State Sen. Kirk Watson, D-Austin, is on a mission to build a standalone medical school in Austin, and he's taking an unconventional route to get there.

Texas State Sen. Kirk Watson, D-Austin, presents his plans for a medical school before the West Austin Democrats.

During the latest monthly meeting of West Austin Democrats, state Sen. Kirk Watson of Austin captivated his fellow party members with a pitch he has nearly perfected over the last several months.

Speaking with his trademark Texas twang, Watson, a lawyer and former Austin mayor, reminded about 50 constituents that their hometown is the epicenter of state politics, with a vibrant culture and plenty of intellectual capital. He also told them it is one of the few cities in the nation that is home to a top-tier research university but is without its own standalone medical school.

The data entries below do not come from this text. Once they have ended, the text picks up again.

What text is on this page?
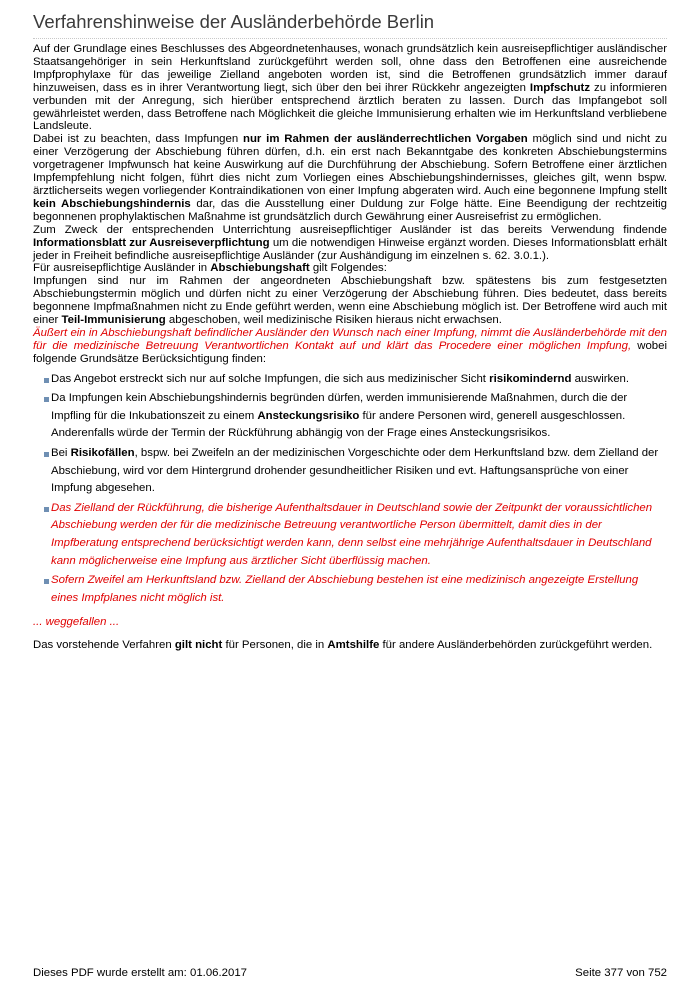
Verfahrenshinweise der Ausländerbehörde Berlin

Auf der Grundlage eines Beschlusses des Abgeordnetenhauses, wonach grundsätzlich kein ausreisepflichtiger ausländischer Staatsangehöriger in sein Herkunftsland zurückgeführt werden soll, ohne dass den Betroffenen eine ausreichende Impfprophylaxe für das jeweilige Zielland angeboten worden ist, sind die Betroffenen grundsätzlich immer darauf hinzuweisen, dass es in ihrer Verantwortung liegt, sich über den bei ihrer Rückkehr angezeigten Impfschutz zu informieren verbunden mit der Anregung, sich hierüber entsprechend ärztlich beraten zu lassen. Durch das Impfangebot soll gewährleistet werden, dass Betroffene nach Möglichkeit die gleiche Immunisierung erhalten wie im Herkunftsland verbliebene Landsleute.

Dabei ist zu beachten, dass Impfungen nur im Rahmen der ausländerrechtlichen Vorgaben möglich sind und nicht zu einer Verzögerung der Abschiebung führen dürfen, d.h. ein erst nach Bekanntgabe des konkreten Abschiebungstermins vorgetragener Impfwunsch hat keine Auswirkung auf die Durchführung der Abschiebung. Sofern Betroffene einer ärztlichen Impfempfehlung nicht folgen, führt dies nicht zum Vorliegen eines Abschiebungshindernisses, gleiches gilt, wenn bspw. ärztlicherseits wegen vorliegender Kontraindikationen von einer Impfung abgeraten wird. Auch eine begonnene Impfung stellt kein Abschiebungshindernis dar, das die Ausstellung einer Duldung zur Folge hätte. Eine Beendigung der rechtzeitig begonnenen prophylaktischen Maßnahme ist grundsätzlich durch Gewährung einer Ausreisefrist zu ermöglichen.

Zum Zweck der entsprechenden Unterrichtung ausreisepflichtiger Ausländer ist das bereits Verwendung findende Informationsblatt zur Ausreiseverpflichtung um die notwendigen Hinweise ergänzt worden. Dieses Informationsblatt erhält jeder in Freiheit befindliche ausreisepflichtige Ausländer (zur Aushändigung im einzelnen s. 62. 3.0.1.).

Für ausreisepflichtige Ausländer in Abschiebungshaft gilt Folgendes:

Impfungen sind nur im Rahmen der angeordneten Abschiebungshaft bzw. spätestens bis zum festgesetzten Abschiebungstermin möglich und dürfen nicht zu einer Verzögerung der Abschiebung führen. Dies bedeutet, dass bereits begonnene Impfmaßnahmen nicht zu Ende geführt werden, wenn eine Abschiebung möglich ist. Der Betroffene wird auch mit einer Teil-Immunisierung abgeschoben, weil medizinische Risiken hieraus nicht erwachsen.

Äußert ein in Abschiebungshaft befindlicher Ausländer den Wunsch nach einer Impfung, nimmt die Ausländerbehörde mit den für die medizinische Betreuung Verantwortlichen Kontakt auf und klärt das Procedere einer möglichen Impfung, wobei folgende Grundsätze Berücksichtigung finden:

Das Angebot erstreckt sich nur auf solche Impfungen, die sich aus medizinischer Sicht risikomindernd auswirken.
Da Impfungen kein Abschiebungshindernis begründen dürfen, werden immunisierende Maßnahmen, durch die der Impfling für die Inkubationszeit zu einem Ansteckungsrisiko für andere Personen wird, generell ausgeschlossen. Anderenfalls würde der Termin der Rückführung abhängig von der Frage eines Ansteckungsrisikos.
Bei Risikofällen, bspw. bei Zweifeln an der medizinischen Vorgeschichte oder dem Herkunftsland bzw. dem Zielland der Abschiebung, wird vor dem Hintergrund drohender gesundheitlicher Risiken und evt. Haftungsansprüche von einer Impfung abgesehen.
Das Zielland der Rückführung, die bisherige Aufenthaltsdauer in Deutschland sowie der Zeitpunkt der voraussichtlichen Abschiebung werden der für die medizinische Betreuung verantwortliche Person übermittelt, damit dies in der Impfberatung entsprechend berücksichtigt werden kann, denn selbst eine mehrjährige Aufenthaltsdauer in Deutschland kann möglicherweise eine Impfung aus ärztlicher Sicht überflüssig machen.
Sofern Zweifel am Herkunftsland bzw. Zielland der Abschiebung bestehen ist eine medizinisch angezeigte Erstellung eines Impfplanes nicht möglich ist.
... weggefallen ...
Das vorstehende Verfahren gilt nicht für Personen, die in Amtshilfe für andere Ausländerbehörden zurückgeführt werden.
Dieses PDF wurde erstellt am: 01.06.2017	Seite 377 von 752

Watson told them he wants to lead the charge to build a full-fledged medical program in Austin within 10 years, part of a larger health-related initiative. And he has pursued an unconventional route to that goal, forming an organizing committee with community institutions to develop public-private partnerships.

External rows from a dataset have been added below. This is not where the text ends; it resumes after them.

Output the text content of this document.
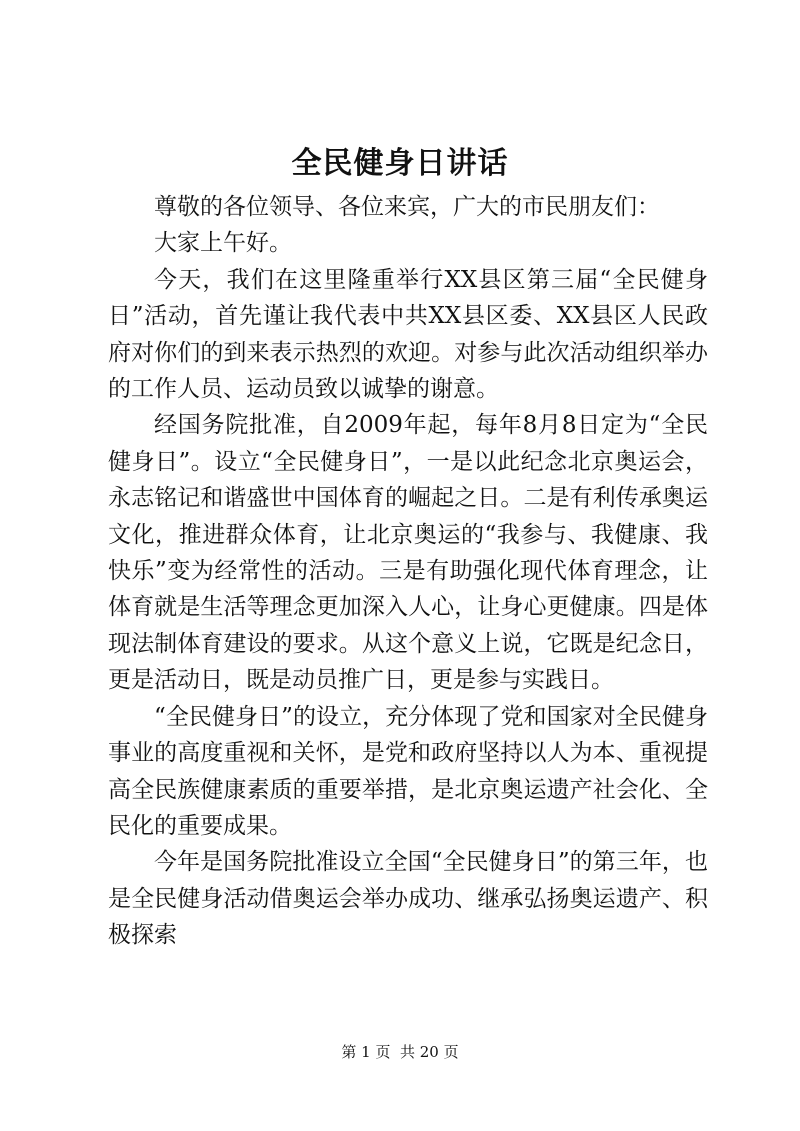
全民健身日讲话

尊敬的各位领导、各位来宾，广大的市民朋友们：

大家上午好。

今天，我们在这里隆重举行XX县区第三届“全民健身日”活动，首先谨让我代表中共XX县区委、XX县区人民政府对你们的到来表示热烈的欢迎。对参与此次活动组织举办的工作人员、运动员致以诚挚的谢意。

经国务院批准，自2009年起，每年8月8日定为“全民健身日”。设立“全民健身日”，一是以此纪念北京奥运会，永志铭记和谐盛世中国体育的崛起之日。二是有利传承奥运文化，推进群众体育，让北京奥运的“我参与、我健康、我快乐”变为经常性的活动。三是有助强化现代体育理念，让体育就是生活等理念更加深入人心，让身心更健康。四是体现法制体育建设的要求。从这个意义上说，它既是纪念日，更是活动日，既是动员推广日，更是参与实践日。

“全民健身日”的设立，充分体现了党和国家对全民健身事业的高度重视和关怀，是党和政府坚持以人为本、重视提高全民族健康素质的重要举措，是北京奥运遗产社会化、全民化的重要成果。

今年是国务院批准设立全国“全民健身日”的第三年，也是全民健身活动借奥运会举办成功、继承弘扬奥运遗产、积极探索

第 1 页  共 20 页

“It’ll mean more jobs, better health, better quality of life,” Watson said of his initiative.

His vision is not a hard sell. The Texas Medical Association has warned of a critical shortage of doctors available to treat the state’s fast-growing population.

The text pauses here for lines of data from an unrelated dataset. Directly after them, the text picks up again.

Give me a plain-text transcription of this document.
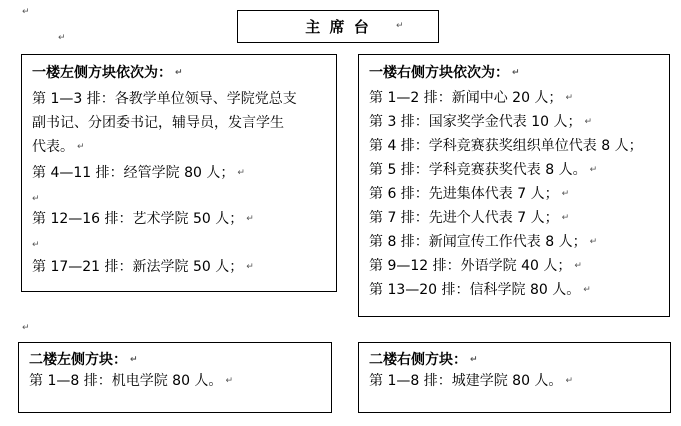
↵
↵
↵
主 席 台	↵
一楼左侧方块依次为： ↵
第 1—3 排：各教学单位领导、学院党总支
副书记、分团委书记，辅导员，发言学生
代表。 ↵
第 4—11 排：经管学院 80 人； ↵
↵
第 12—16 排：艺术学院 50 人； ↵
↵
第 17—21 排：新法学院 50 人； ↵
一楼右侧方块依次为： ↵
第 1—2 排：新闻中心 20 人； ↵
第 3 排：国家奖学金代表 10 人； ↵
第 4 排：学科竞赛获奖组织单位代表 8 人；
第 5 排：学科竞赛获奖代表 8 人。 ↵
第 6 排：先进集体代表 7 人； ↵
第 7 排：先进个人代表 7 人； ↵
第 8 排：新闻宣传工作代表 8 人； ↵
第 9—12 排：外语学院 40 人； ↵
第 13—20 排：信科学院 80 人。 ↵
二楼左侧方块： ↵
第 1—8 排：机电学院 80 人。 ↵
二楼右侧方块： ↵
第 1—8 排：城建学院 80 人。 ↵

But some say Austin’s advantages — including its socioeconomic diversity, existing hospital partnerships and political clout — could upend the state’s traditional approach to building brick-and-mortar medical schools in Texas, which currently has nine such programs.

State Sen. Eddie Lucio Jr., D-Brownsville, has long steered the effort to open a medical school in the poverty-stricken Rio Grande Valley. Lucio is keen on reminding others that numerous higher education entities have indicated that South Texas should be next in line for a four-year medical institution. He cited statistics showing the area’s population — which includes a high concentration of low-income residents and veterans — suffers from a higher incidence of diabetes, cancer and obesity compared with the rest of Texas.

“We may not have as much money, but we have more need,” said Lucio, who added that he understood Watson’s efforts. “I only fear it will take longer to accomplish our goal by trying to take this down the road at the same time.”

Watson rejected the notion that his efforts could stymie South Texas’ plans. He said he is attempting to work around a system hampered by politics and limited financing.

“I will not succumb to the zero-sum game that the state has tried to play when it comes to things like higher education and medical education,” said Watson, whose committee is planning a blueprint and a budget.

But it is unlikely either medical school will be built soon. In 2011, the Republican-dominated Legislature emphasized cutting spending. The next session may be no different.

Tom Banning, the chief executive of the Texas Academy of Family Physicians, said the state should focus on restoring financing for medical residencies, which were drastically reduced last session.

“We graduate somewhere around 1,500 medical students from our nine schools, but we only have around 1,400 residency slots,” Banning said. “Absent a place to send them to train — all you’re doing is shipping students out of state at a cost to taxpayers.”

Watson believes the Austin coalition is taking a long-range view — a vision that underscores the possibility of simultaneously building medical schools and training the next generation of doctors.

“It’s time to launch a new playbook for enhancing medical education,” he said.